Саня тут же кинулся было к ее ногам, но потом вдруг смутился и начал хохмить: так, не вставая, снизу, залаял на нее. Сашка испуганно шарахнулась, он — за ней с лаем, на четвереньках. Сашка так натурально пугалась, что все расхохотались. Она бросилась убегать, а Саня догонял и хватал зубами ее джинсы. Вышло так смешно, что все в комнате лежали от хохота. Сашка влезла в ботинках на стул, а Саня, устав бегать на четвереньках за ней, завязал ее шнурки.
— Стас, давай ее куртку.
Они вдвоем, как маленького ребенка, одели смеющуюся Сашку. От смеха она ослабла и не могла сопротивляться. Так и вышли. На улице она совсем проснулась и уже веселая и бодрая побежала с ними на вокзал. Билеты взяли в плацкартный вагон, места достались боковые: туда — два внизу, один наверху, а назад наоборот — два наверху, один внизу, но тоже боковые. На следующий день, абсолютно без всякого багажа, они отправились в путешествие.
У нужного вагона толпились несколько человек, проводница проверяла билеты. Сашка стояла у самого края платформы, Стас заботливо отодвинул ее:
— Не надо тут изображать Анну Каренину.
— Да у меня и не получится, масла с собой нет, нечего лить на рельсы…
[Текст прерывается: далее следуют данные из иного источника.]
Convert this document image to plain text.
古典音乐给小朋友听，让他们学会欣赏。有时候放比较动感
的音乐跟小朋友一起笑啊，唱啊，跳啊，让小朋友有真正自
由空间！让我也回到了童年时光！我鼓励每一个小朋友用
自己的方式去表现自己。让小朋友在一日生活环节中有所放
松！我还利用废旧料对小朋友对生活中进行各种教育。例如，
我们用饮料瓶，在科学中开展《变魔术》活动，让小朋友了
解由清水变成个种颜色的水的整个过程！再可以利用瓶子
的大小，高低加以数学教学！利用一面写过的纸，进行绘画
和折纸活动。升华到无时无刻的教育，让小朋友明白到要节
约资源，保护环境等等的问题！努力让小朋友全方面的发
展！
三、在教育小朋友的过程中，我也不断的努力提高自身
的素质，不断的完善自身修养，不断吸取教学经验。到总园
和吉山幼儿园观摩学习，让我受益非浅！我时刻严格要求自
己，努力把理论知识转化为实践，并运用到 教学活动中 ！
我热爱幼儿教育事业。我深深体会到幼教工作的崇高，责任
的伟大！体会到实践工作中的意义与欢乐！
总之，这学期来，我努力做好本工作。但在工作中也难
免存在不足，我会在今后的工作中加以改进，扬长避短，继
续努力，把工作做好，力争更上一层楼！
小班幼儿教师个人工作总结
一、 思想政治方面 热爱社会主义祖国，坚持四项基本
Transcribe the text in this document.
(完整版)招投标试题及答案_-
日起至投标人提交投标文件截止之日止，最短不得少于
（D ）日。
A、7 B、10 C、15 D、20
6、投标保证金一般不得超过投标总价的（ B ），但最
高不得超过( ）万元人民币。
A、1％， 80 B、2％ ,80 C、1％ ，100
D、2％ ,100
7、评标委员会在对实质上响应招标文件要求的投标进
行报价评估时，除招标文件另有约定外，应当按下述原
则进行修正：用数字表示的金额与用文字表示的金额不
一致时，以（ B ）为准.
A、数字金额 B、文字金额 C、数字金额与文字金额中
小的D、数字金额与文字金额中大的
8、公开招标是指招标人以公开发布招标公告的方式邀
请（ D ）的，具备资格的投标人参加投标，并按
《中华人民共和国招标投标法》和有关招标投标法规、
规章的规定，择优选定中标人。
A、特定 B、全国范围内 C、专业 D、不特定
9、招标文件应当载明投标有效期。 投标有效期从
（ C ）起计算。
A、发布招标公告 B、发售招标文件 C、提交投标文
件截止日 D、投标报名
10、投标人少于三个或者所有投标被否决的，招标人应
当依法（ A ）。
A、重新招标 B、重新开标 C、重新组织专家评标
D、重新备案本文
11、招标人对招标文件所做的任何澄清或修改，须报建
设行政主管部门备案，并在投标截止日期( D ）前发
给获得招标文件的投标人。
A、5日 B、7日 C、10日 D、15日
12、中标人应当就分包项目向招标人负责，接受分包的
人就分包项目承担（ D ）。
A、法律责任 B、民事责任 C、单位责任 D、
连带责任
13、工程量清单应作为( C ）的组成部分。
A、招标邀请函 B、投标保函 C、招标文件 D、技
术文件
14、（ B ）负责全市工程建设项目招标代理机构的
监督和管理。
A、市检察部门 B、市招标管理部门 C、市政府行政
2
— Толстой обошелся без масла, это Булгакову смазка потребовалась… — Стас говорил абсолютно серьезно, без улыбки, ждал, когда Сашка сама сообразит, что сморозила глупость.
— Вы о чем? — вмешался Саня.
— Да вот вспоминаем, куда Аннушка масло разлила…
— Вы трамвай спутали с поездом…
Еще не сев на свое место, Стас запел:
— Я не буду, я не буду целовать
Холодных рук.
В этой осени никто не виноват, не виноват.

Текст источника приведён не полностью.